- Born: 1478/1481
- Died: 18 May 1567 Davos
- Other name: Lux
- Occupations: Magistrate, diplomat, mercenary officer
- Spouses: Anna Mosleiner; Anna (surname unknown);
- Children: 25

= Paul Buol =

Grisons magistrate and diplomat

Paul Buol, known as Lux (1478/1481 – 18 May 1567), was a magistrate, diplomat, and mercenary officer from Davos in the Grisons. He served as ambassador of the Three Leagues in France and as Landamman of the League of the Ten Jurisdictions.

== Life and career ==

Buol was the son of Hans Buol. He married first Anna Mosleiner and then a second Anna of unknown surname, and was the father of twenty-five children. He served France on several occasions, notably as supreme judge of the Grisons troops, and acted as ambassador of the Three Leagues in France.

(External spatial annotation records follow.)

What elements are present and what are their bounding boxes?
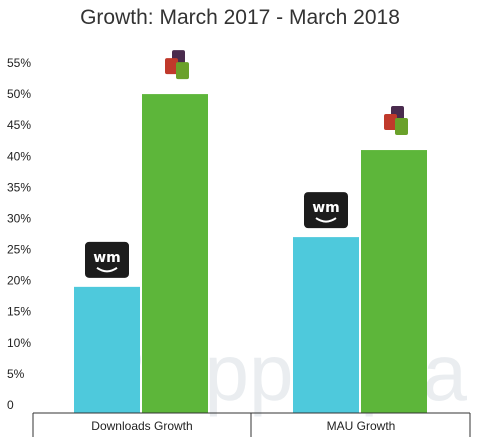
wm-logo-text: wm <box>312 200 340 216</box>
bar <box>361 150 427 413</box>
bar-logos: wm wm <box>85 50 408 278</box>
bar <box>142 94 208 413</box>
y-tick-label: 50% <box>7 87 31 101</box>
y-tick-label: 40% <box>7 149 31 163</box>
wm-app-logo-icon: wm <box>85 241 129 278</box>
wm-logo-text: wm <box>93 250 121 266</box>
y-tick-label: 10% <box>7 336 31 350</box>
bar <box>293 237 359 413</box>
bars <box>74 94 427 413</box>
chart-title: Growth: March 2017 - March 2018 <box>80 6 400 29</box>
y-tick-label: 0 <box>7 398 14 412</box>
squares-app-logo-icon <box>165 50 189 80</box>
x-category-label: Downloads Growth <box>91 419 192 433</box>
squares-app-logo-icon <box>384 106 408 136</box>
y-tick-label: 20% <box>7 274 31 288</box>
bar <box>74 286 140 413</box>
y-axis-ticks: 0 5% 10% 15% 20% 25% 30% 35% 40% 45% 50% 55% <box>7 56 31 412</box>
x-axis-dividers <box>32 413 471 437</box>
x-axis-labels: Downloads Growth MAU Growth <box>91 419 395 433</box>
y-tick-label: 5% <box>7 367 25 381</box>
y-tick-label: 25% <box>7 243 31 257</box>
y-tick-label: 55% <box>7 56 31 70</box>
y-tick-label: 30% <box>7 211 31 225</box>
y-tick-label: 15% <box>7 305 31 319</box>
y-tick-label: 35% <box>7 180 31 194</box>
y-tick-label: 45% <box>7 118 31 132</box>
wm-app-logo-icon: wm <box>304 192 348 229</box>
x-category-label: MAU Growth <box>327 419 396 433</box>
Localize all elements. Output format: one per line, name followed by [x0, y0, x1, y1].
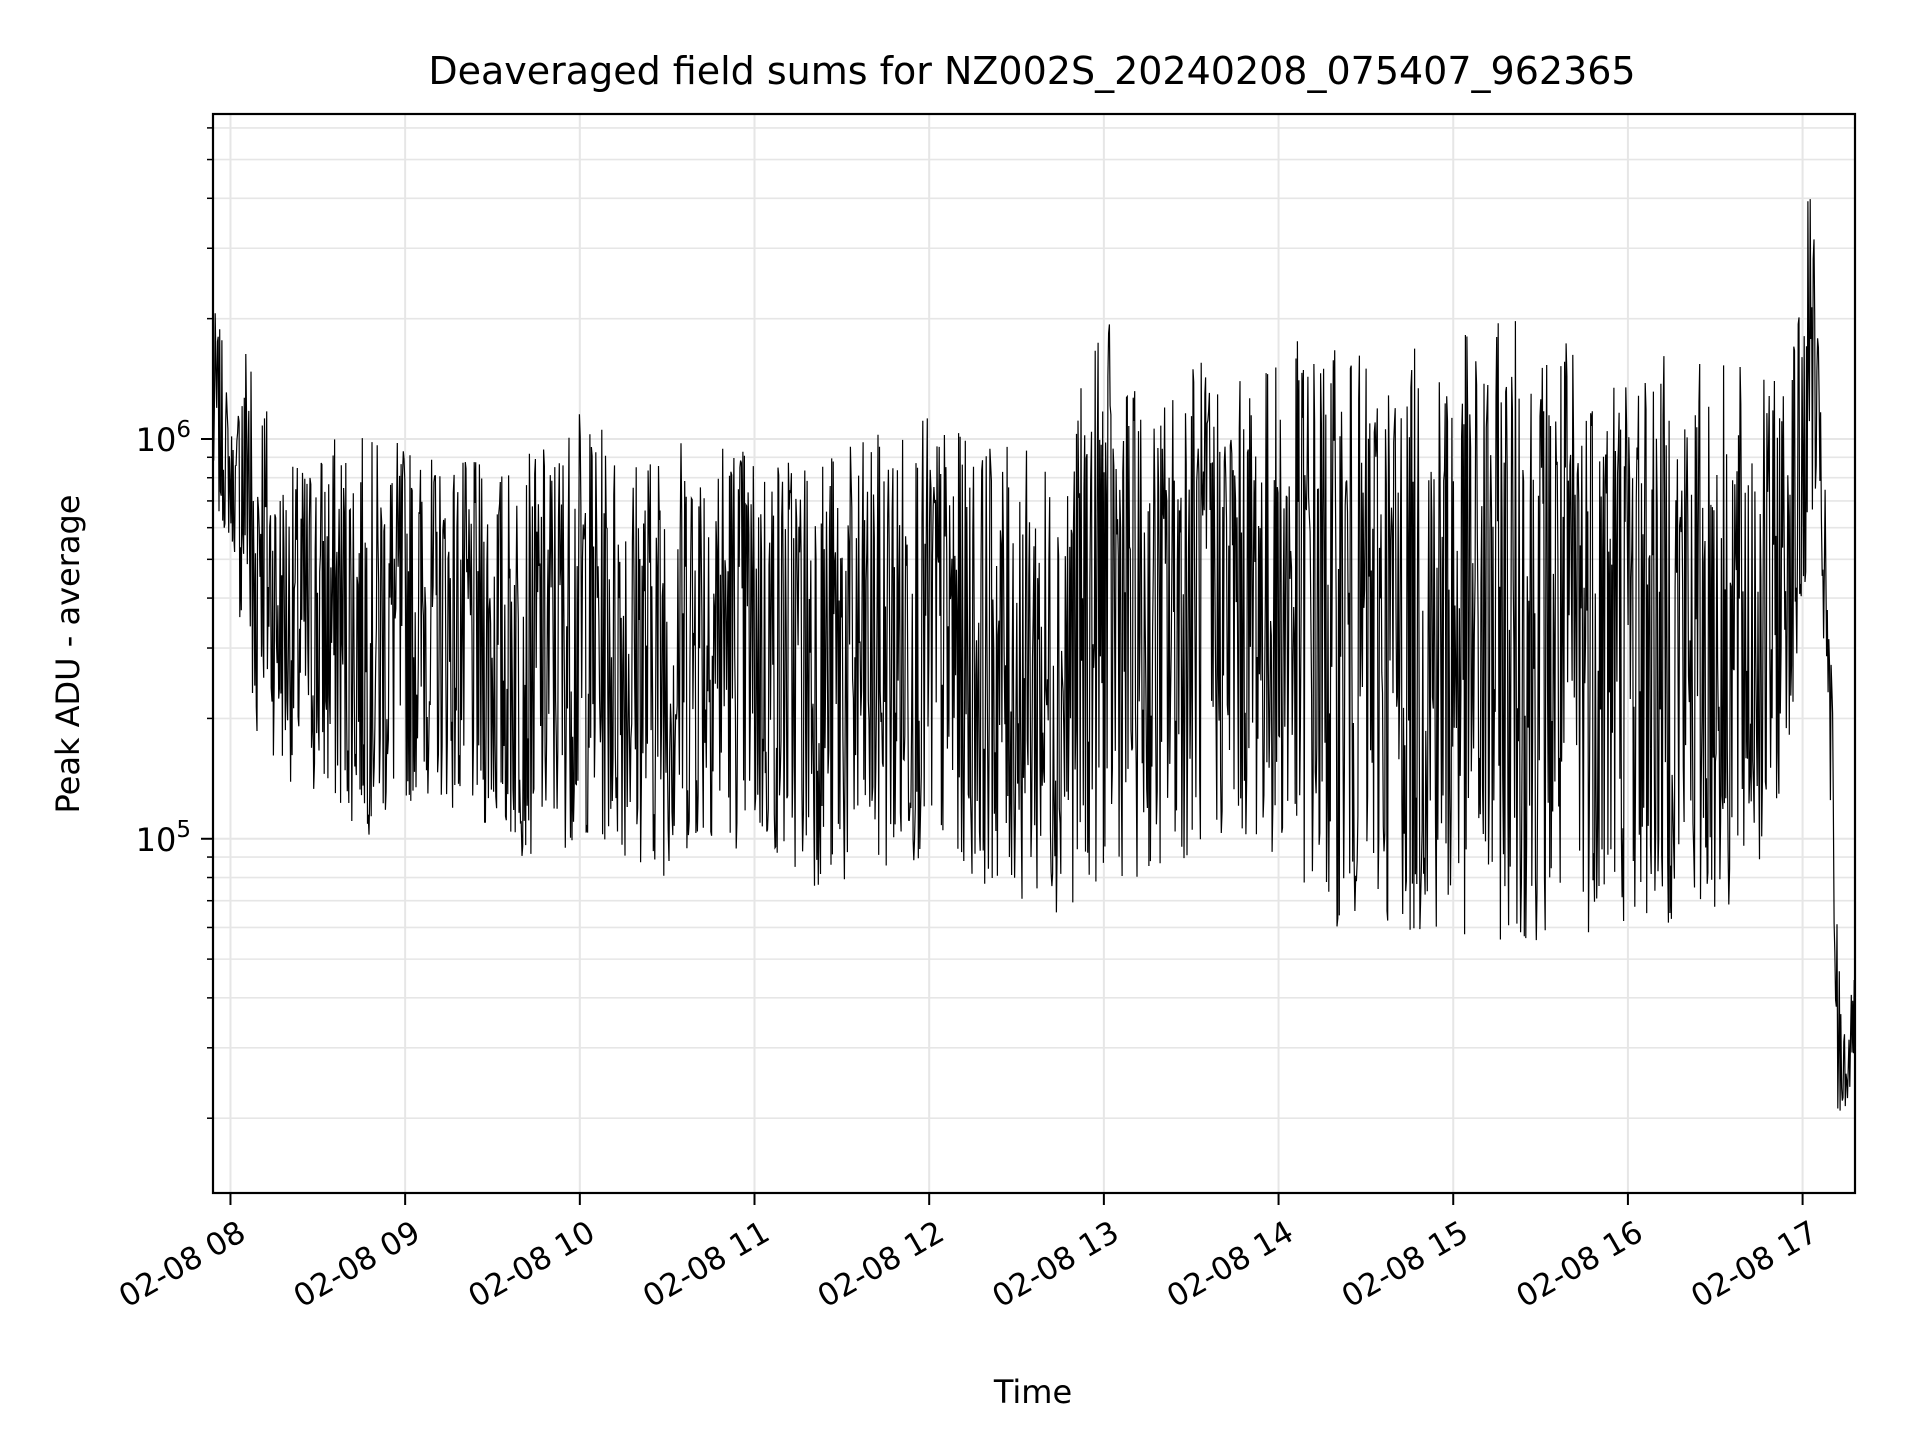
y-tick-label: 106: [136, 417, 191, 459]
series-line: [212, 199, 1856, 1111]
chart-title: Deaveraged field sums for NZ002S_2024020…: [428, 49, 1635, 93]
y-tick-label: 105: [136, 817, 191, 859]
plot-frame: [211, 112, 1857, 1195]
y-axis: 105 106: [136, 127, 213, 1119]
x-axis-label: Time: [993, 1373, 1072, 1411]
y-axis-label: Peak ADU - average: [49, 495, 87, 814]
series-group: [212, 199, 1856, 1111]
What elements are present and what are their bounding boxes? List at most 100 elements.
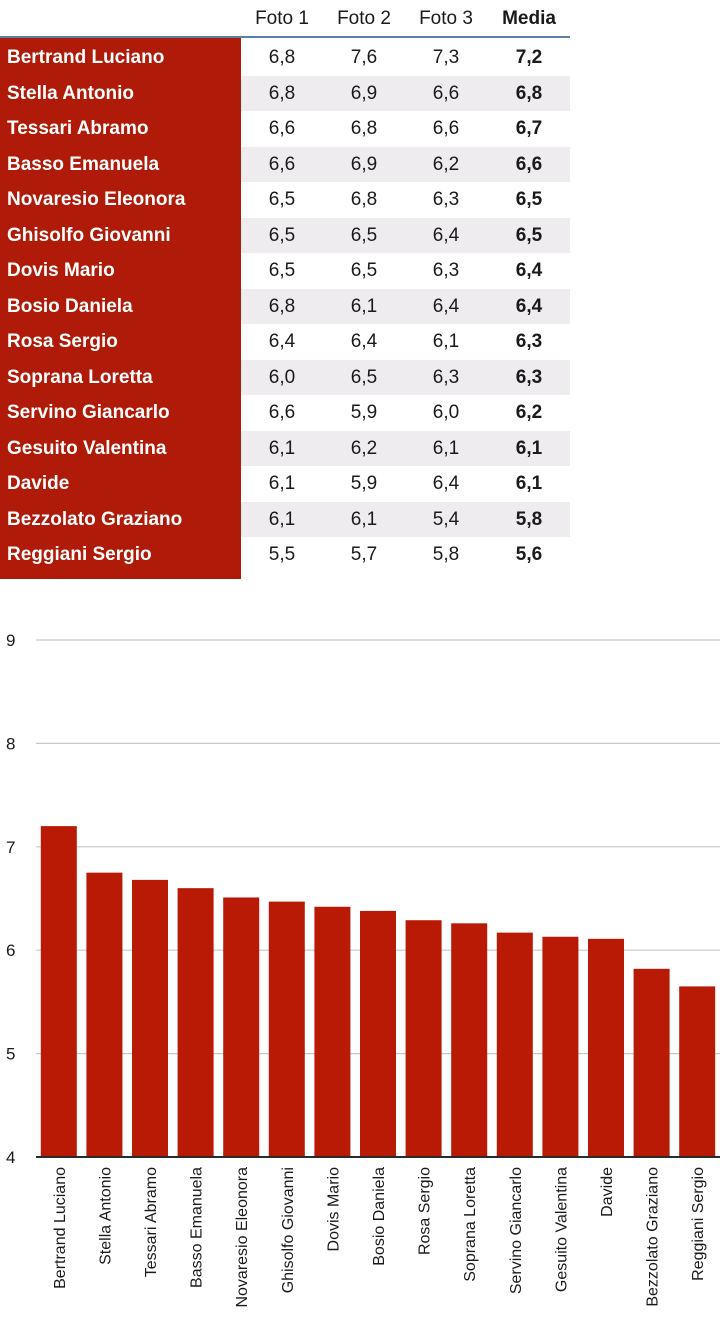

He was Landamman of the League of the Ten Jurisdictions in 1527–1528 and 1560–1561, and podestà of Morbegno in 1557. Highly esteemed, he was often called upon as an arbiter, and the rise of the Buol family is essentially tied to his person.

== Bibliography ==

=== Sources ===

- H. Ardüser, Wahrhafte und kurtzvergriffne Beschreibung etlicher herlicher und hochvernampter Personen in alter freier Rhätia, 1598, 18–19.

=== Secondary literature ===

- P. Walser, "Drei Generationen der Davoser Familie Buol", in Bündner Jahrbuch, 1989, 145–146.